About how many "chunks" are we actually talking here?

AW999

#8
Quote from: EgonOlsen on January 04, 2010, 09:08:29 AM
No, that's not the problem. What card is that exactly (if you are on windows, try downloading GPU-Z to find out in case you don't know it)? That it's a new system doesn't really mean that the graphics card is any good...
About how many "chunks" are we actually talking here?
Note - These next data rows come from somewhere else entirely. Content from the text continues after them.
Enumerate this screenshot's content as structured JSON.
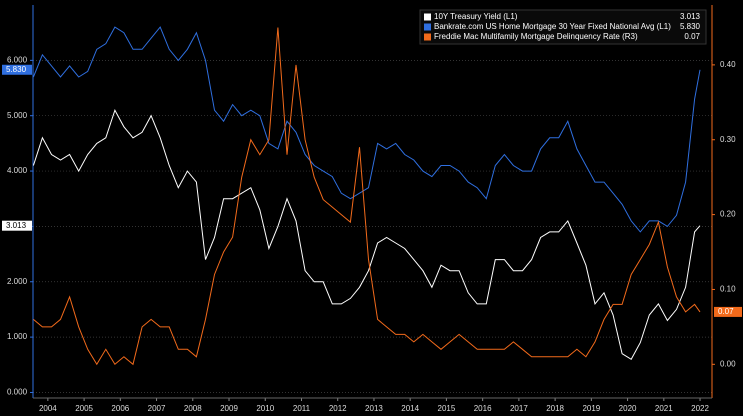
{
  "chart_data": {
    "type": "line",
    "xlim": [
      2004.09,
      2022.83
    ],
    "xticks": [
      {
        "value": 2004.5,
        "label": "2004"
      },
      {
        "value": 2005.5,
        "label": "2005"
      },
      {
        "value": 2006.5,
        "label": "2006"
      },
      {
        "value": 2007.5,
        "label": "2007"
      },
      {
        "value": 2008.5,
        "label": "2008"
      },
      {
        "value": 2009.5,
        "label": "2009"
      },
      {
        "value": 2010.5,
        "label": "2010"
      },
      {
        "value": 2011.5,
        "label": "2011"
      },
      {
        "value": 2012.5,
        "label": "2012"
      },
      {
        "value": 2013.5,
        "label": "2013"
      },
      {
        "value": 2014.5,
        "label": "2014"
      },
      {
        "value": 2015.5,
        "label": "2015"
      },
      {
        "value": 2016.5,
        "label": "2016"
      },
      {
        "value": 2017.5,
        "label": "2017"
      },
      {
        "value": 2018.5,
        "label": "2018"
      },
      {
        "value": 2019.5,
        "label": "2019"
      },
      {
        "value": 2020.5,
        "label": "2020"
      },
      {
        "value": 2021.5,
        "label": "2021"
      },
      {
        "value": 2022.5,
        "label": "2022"
      }
    ],
    "ylim": [
      -0.1,
      7.0
    ],
    "yticks": [
      {
        "value": 0,
        "label": "0.000"
      },
      {
        "value": 1,
        "label": "1.000"
      },
      {
        "value": 2,
        "label": "2.000"
      },
      {
        "value": 3,
        "label": "3.000"
      },
      {
        "value": 4,
        "label": "4.000"
      },
      {
        "value": 5,
        "label": "5.000"
      },
      {
        "value": 6,
        "label": "6.000"
      }
    ],
    "y2lim": [
      -0.045,
      0.48
    ],
    "y2ticks": [
      {
        "value": 0,
        "label": "0.00"
      },
      {
        "value": 0.1,
        "label": "0.10"
      },
      {
        "value": 0.2,
        "label": "0.20"
      },
      {
        "value": 0.3,
        "label": "0.30"
      },
      {
        "value": 0.4,
        "label": "0.40"
      }
    ],
    "grid": true,
    "legend": "top-right",
    "x": [
      2004.1,
      2004.35,
      2004.6,
      2004.85,
      2005.1,
      2005.35,
      2005.6,
      2005.85,
      2006.1,
      2006.35,
      2006.6,
      2006.85,
      2007.1,
      2007.35,
      2007.6,
      2007.85,
      2008.1,
      2008.35,
      2008.6,
      2008.85,
      2009.1,
      2009.35,
      2009.6,
      2009.85,
      2010.1,
      2010.35,
      2010.6,
      2010.85,
      2011.1,
      2011.35,
      2011.6,
      2011.85,
      2012.1,
      2012.35,
      2012.6,
      2012.85,
      2013.1,
      2013.35,
      2013.6,
      2013.85,
      2014.1,
      2014.35,
      2014.6,
      2014.85,
      2015.1,
      2015.35,
      2015.6,
      2015.85,
      2016.1,
      2016.35,
      2016.6,
      2016.85,
      2017.1,
      2017.35,
      2017.6,
      2017.85,
      2018.1,
      2018.35,
      2018.6,
      2018.85,
      2019.1,
      2019.35,
      2019.6,
      2019.85,
      2020.1,
      2020.35,
      2020.6,
      2020.85,
      2021.1,
      2021.35,
      2021.6,
      2021.85,
      2022.1,
      2022.35,
      2022.5
    ],
    "series": [
      {
        "name": "10Y Treasury Yield (L1)",
        "color": "#ffffff",
        "last_label": "3.013",
        "values": [
          4.1,
          4.6,
          4.3,
          4.2,
          4.3,
          4.0,
          4.3,
          4.5,
          4.6,
          5.1,
          4.8,
          4.6,
          4.7,
          5.0,
          4.6,
          4.1,
          3.7,
          4.0,
          3.8,
          2.4,
          2.8,
          3.5,
          3.5,
          3.6,
          3.7,
          3.3,
          2.6,
          3.0,
          3.5,
          3.1,
          2.2,
          2.0,
          2.0,
          1.6,
          1.6,
          1.7,
          1.9,
          2.2,
          2.7,
          2.8,
          2.7,
          2.6,
          2.4,
          2.2,
          1.9,
          2.3,
          2.2,
          2.2,
          1.8,
          1.6,
          1.6,
          2.4,
          2.4,
          2.2,
          2.2,
          2.4,
          2.8,
          2.9,
          2.9,
          3.1,
          2.7,
          2.3,
          1.6,
          1.8,
          1.4,
          0.7,
          0.6,
          0.9,
          1.4,
          1.6,
          1.3,
          1.5,
          1.9,
          2.9,
          3.013
        ]
      },
      {
        "name": "Bankrate.com US Home Mortgage 30 Year Fixed National Avg (L1)",
        "color": "#2f6fe0",
        "last_label": "5.830",
        "values": [
          5.7,
          6.1,
          5.9,
          5.7,
          5.9,
          5.7,
          5.8,
          6.2,
          6.3,
          6.6,
          6.5,
          6.2,
          6.2,
          6.4,
          6.6,
          6.2,
          6.0,
          6.2,
          6.5,
          6.0,
          5.1,
          4.9,
          5.2,
          5.0,
          5.1,
          5.0,
          4.5,
          4.4,
          4.9,
          4.7,
          4.3,
          4.1,
          4.0,
          3.9,
          3.6,
          3.5,
          3.6,
          3.7,
          4.5,
          4.4,
          4.5,
          4.3,
          4.2,
          4.0,
          3.9,
          4.1,
          4.1,
          4.0,
          3.8,
          3.7,
          3.5,
          4.1,
          4.3,
          4.1,
          4.0,
          4.0,
          4.4,
          4.6,
          4.6,
          4.9,
          4.4,
          4.1,
          3.8,
          3.8,
          3.6,
          3.4,
          3.1,
          2.9,
          3.1,
          3.1,
          3.0,
          3.2,
          3.8,
          5.3,
          5.83
        ]
      },
      {
        "name": "Freddie Mac Multifamily Mortgage Delinquency Rate (R3)",
        "color": "#f26a1b",
        "axis": "y2",
        "last_label": "0.07",
        "values": [
          0.06,
          0.05,
          0.05,
          0.06,
          0.09,
          0.05,
          0.02,
          0.0,
          0.02,
          0.0,
          0.01,
          0.0,
          0.05,
          0.06,
          0.05,
          0.05,
          0.02,
          0.02,
          0.01,
          0.06,
          0.12,
          0.15,
          0.17,
          0.25,
          0.3,
          0.28,
          0.3,
          0.45,
          0.28,
          0.4,
          0.3,
          0.25,
          0.22,
          0.21,
          0.2,
          0.19,
          0.29,
          0.14,
          0.06,
          0.05,
          0.04,
          0.04,
          0.03,
          0.04,
          0.03,
          0.02,
          0.03,
          0.04,
          0.03,
          0.02,
          0.02,
          0.02,
          0.02,
          0.03,
          0.02,
          0.01,
          0.01,
          0.01,
          0.01,
          0.01,
          0.02,
          0.01,
          0.03,
          0.06,
          0.08,
          0.08,
          0.12,
          0.14,
          0.16,
          0.19,
          0.13,
          0.09,
          0.07,
          0.08,
          0.07
        ]
      }
    ]
  }
}
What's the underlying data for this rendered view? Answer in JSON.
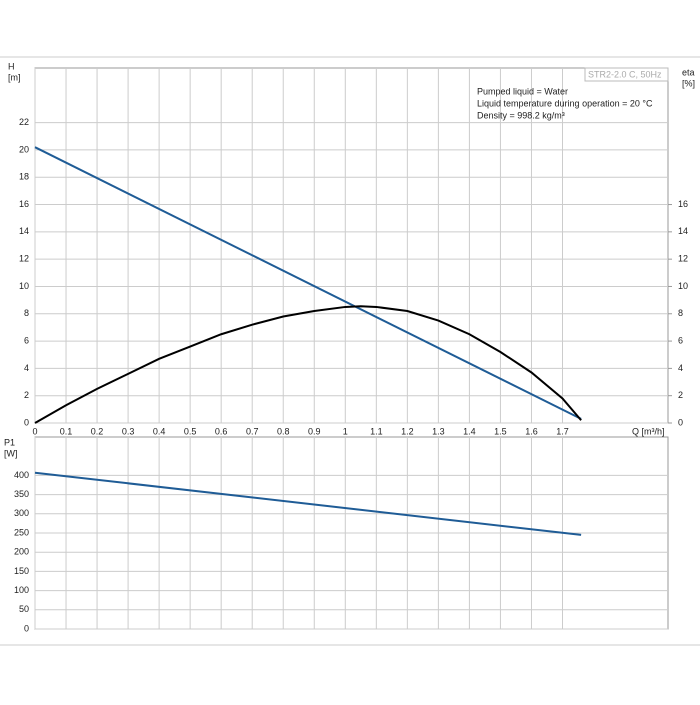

At that time there were 25 chunks, each with 800 triangles; but as I said it runs extremely fast when the chunks are arranged in proper locations - even when I move the camera to a location where you can see most of the polygons at the same time - in fact it runs fast even when I quadrupled the number of chunks. It's only when they're all placed at the same origin that it slows to a crawl. Could the problem have something to do with collision detection?  Each chunk is set to mode "COLLISION_CHECK_OTHERS".

EgonOlsen

Yes, that's possible. You are doing 25 times the number of collision checks, if all chunks are drawn over each other. You might consider to use OcTrees for the chunks (if you aren't doing this already) in collision only mode (i.e. not for rendering (OcTree.setCollisionUse(true), OcTree.setRenderingUse(false)); to speed up collision detection. You usually don't need to use them for rendering when rendering a compiled, chunked terrain.